Continuous innovation at Boeing leads to success in a highly competitive industry

By Glen White
Lean manufacturing has helped countless corporations and small manufacturing companies save time, reduce waste and increase efficiency. Lean best practi...

Lean manufacturing has helped countless corporations and small manufacturing companies save time, reduce waste and increase efficiency. Lean best practice and continuous improvement has transformed the manufacturing sector, however the introduction of innovation can take good results and turn them into excellent ones.

Boeing is one company that has truly embedded innovation within its culture and the results have been staggering. In 1998 it took Boeing 71 days to assemble its 777 aircraft – today it takes just 37. By introducing a grass roots culture of innovation, the aerospace giant also managed to shave an incredible nine days off the final assembly of its 737, going from 20 days to 11.

This level of time saving takes a lot of dedication from top tier executives down to workers on the ground – its not about implementing a process, rather about changing the company culture. So how did Boeing do it? The company is dedicated to looking outside the box to solve any production problem and bottleneck it comes across and is willing to explore even far-fetched ideas and concepts. Innovation teams meet regularly to discuss these ideas until they find a solution that makes sense and importantly, persist until each problem is solved.

Ultimately, Boeing encourages each and every employee to be creative, disciplined and persistent. Innovation is at the heart of what Boeing does – every decision is geared towards building a sustainable future for the brand.

How Boeing saves time using continuous innovation

An example of how Boeing saves time and thus money can be seen when you look at the development of the 757 assembly line. Plant engineers struggled with a time-consuming bottleneck due to having to lift the plane’s heavy seats up to its doorway and inside for installation. Once the seats came to the plant, they were fitted with wheels, lifted by an overhead crane to the airplane doorway, unloaded, rolled into the cabin, divested of their wheels and finally installed. The process from beginning to end took 12 hours.

Members of Boeing’s ‘Moonshine Shop’ – a team of people tasked with developing ideas in late night thinking sessions – began searching for a more effective process. They asked the question: “If not cranes, then what?”

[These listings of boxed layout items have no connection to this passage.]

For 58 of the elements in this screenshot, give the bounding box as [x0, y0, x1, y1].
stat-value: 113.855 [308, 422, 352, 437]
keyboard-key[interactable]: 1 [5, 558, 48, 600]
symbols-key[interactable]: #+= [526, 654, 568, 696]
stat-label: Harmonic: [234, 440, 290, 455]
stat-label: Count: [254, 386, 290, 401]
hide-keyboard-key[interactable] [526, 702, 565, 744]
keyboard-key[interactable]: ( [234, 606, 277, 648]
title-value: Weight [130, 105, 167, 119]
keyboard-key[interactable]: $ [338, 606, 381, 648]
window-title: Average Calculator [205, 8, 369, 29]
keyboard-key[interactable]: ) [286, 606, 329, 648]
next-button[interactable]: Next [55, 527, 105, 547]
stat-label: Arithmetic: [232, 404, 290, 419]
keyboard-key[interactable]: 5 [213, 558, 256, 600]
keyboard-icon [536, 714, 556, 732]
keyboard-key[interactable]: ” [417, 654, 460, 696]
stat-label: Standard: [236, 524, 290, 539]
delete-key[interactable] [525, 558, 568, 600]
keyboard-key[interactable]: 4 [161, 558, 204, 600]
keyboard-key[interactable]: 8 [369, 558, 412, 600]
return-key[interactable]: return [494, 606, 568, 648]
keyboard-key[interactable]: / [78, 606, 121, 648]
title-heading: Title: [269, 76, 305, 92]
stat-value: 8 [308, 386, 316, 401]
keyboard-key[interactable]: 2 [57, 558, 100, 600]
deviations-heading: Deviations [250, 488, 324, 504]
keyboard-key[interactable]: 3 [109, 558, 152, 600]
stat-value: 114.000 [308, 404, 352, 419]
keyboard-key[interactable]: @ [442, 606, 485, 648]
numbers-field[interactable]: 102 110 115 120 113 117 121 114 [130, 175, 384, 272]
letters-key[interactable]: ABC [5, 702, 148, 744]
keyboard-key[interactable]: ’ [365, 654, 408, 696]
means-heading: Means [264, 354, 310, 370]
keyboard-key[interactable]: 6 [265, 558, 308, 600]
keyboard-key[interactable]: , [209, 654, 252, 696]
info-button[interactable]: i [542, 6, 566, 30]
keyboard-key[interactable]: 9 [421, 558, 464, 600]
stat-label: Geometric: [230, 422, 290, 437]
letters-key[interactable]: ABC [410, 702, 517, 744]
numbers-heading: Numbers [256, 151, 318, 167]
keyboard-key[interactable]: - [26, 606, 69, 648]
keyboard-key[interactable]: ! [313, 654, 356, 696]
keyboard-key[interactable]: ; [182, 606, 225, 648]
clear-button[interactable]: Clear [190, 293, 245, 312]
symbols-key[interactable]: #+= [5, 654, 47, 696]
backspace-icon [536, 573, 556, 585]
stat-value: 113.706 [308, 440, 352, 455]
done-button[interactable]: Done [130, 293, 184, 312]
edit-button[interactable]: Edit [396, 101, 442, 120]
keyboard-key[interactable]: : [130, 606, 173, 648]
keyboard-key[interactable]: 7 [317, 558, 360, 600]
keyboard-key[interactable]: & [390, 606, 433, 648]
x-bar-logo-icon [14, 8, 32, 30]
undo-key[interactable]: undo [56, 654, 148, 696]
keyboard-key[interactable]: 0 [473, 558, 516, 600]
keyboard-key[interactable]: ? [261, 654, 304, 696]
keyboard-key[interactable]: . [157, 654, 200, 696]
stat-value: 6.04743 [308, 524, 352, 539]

The team attended county fairs and studied Ferris wheels; they looked at ski lifts and automated roofing carriers but nothing quite fit the bill. Eventually one of the team members mentioned the hay loaders her say on farms near his home. Could they be adapted to ferry heavy seats up to the plane for installation?

The team began looking into the workings of hay loaders and finally found a rancher who could develop a viable machine that met their exact specifications, adding safety guards. The new hay loader was put into production and shaved an astonishing 10 hours off seat installation. It was quickly rolled out across all 757 manufacturing plants. 

Then there was a problem with the airplane tires being punctured by the ubiquitous metal fasteners that littered the floor as they rolled down the assembly line. Engineers created sweepers that hooked onto the landing gear, which worked to catch the larger items but missed the tiny fasteners. Then one engineers remembered seeing motorcycle wheels covered by protective canvas casings at a race so developed the covers for the 757 and tried them; they were extremely effective. Solving the problem saved Boeing $250,000 per annum, per aircraft.

Then there was the complex system of almost 700 hydraulic tubes that were individually installed into the wheel well of the 737 landing gear - a time-consuming and frustrating process requiring two shifts to complete. According to an article in the Wall Street Journal, Boeing engineers and mechanics shortcut that process by suggesting that the tubes be grouped into larger clusters at another plant. The resulting products are much quicker to install, saving more than 30 hours of mechanic labor. What’s more, new process also reduces hydraulic leaks.

How to innovate your production line

Below are some key takeaways to embed a culture of continuous innovation at your plant, outlined by Sally Mounts, President of Auctus Consulting Group: 

  1. Be persistent. Many of Boeings solutions were achieved after previous efforts had failed to get off the ground. Don't stop searching for a workable solution before the goal is achieved.
  2. Apply creative thinking. Consciously and consistently apply creative thinking to the problem. Get out into the world and survey unrelated industries for ideas. Work the problem by looking outside of the conference room.
  3. Develop teams. Hire a team of people to address innovation issues on a constant and consistent basis. Boeing's ‘Moonshine Shop’ works full-time to address lean manufacturing productivity concerns. You may not need full-time innovators, but project teams can accomplish similar results with the right guidance.
  4. Embrace continuous improvement. Boeing has borrowed this concept from Japanese lean manufacturing, and it has paid off handsomely for the company. Never stop striving to make things better, faster and easier.

Continuous innovation will not only make your processes simpler now, but will set your business up for greater success in the future as well.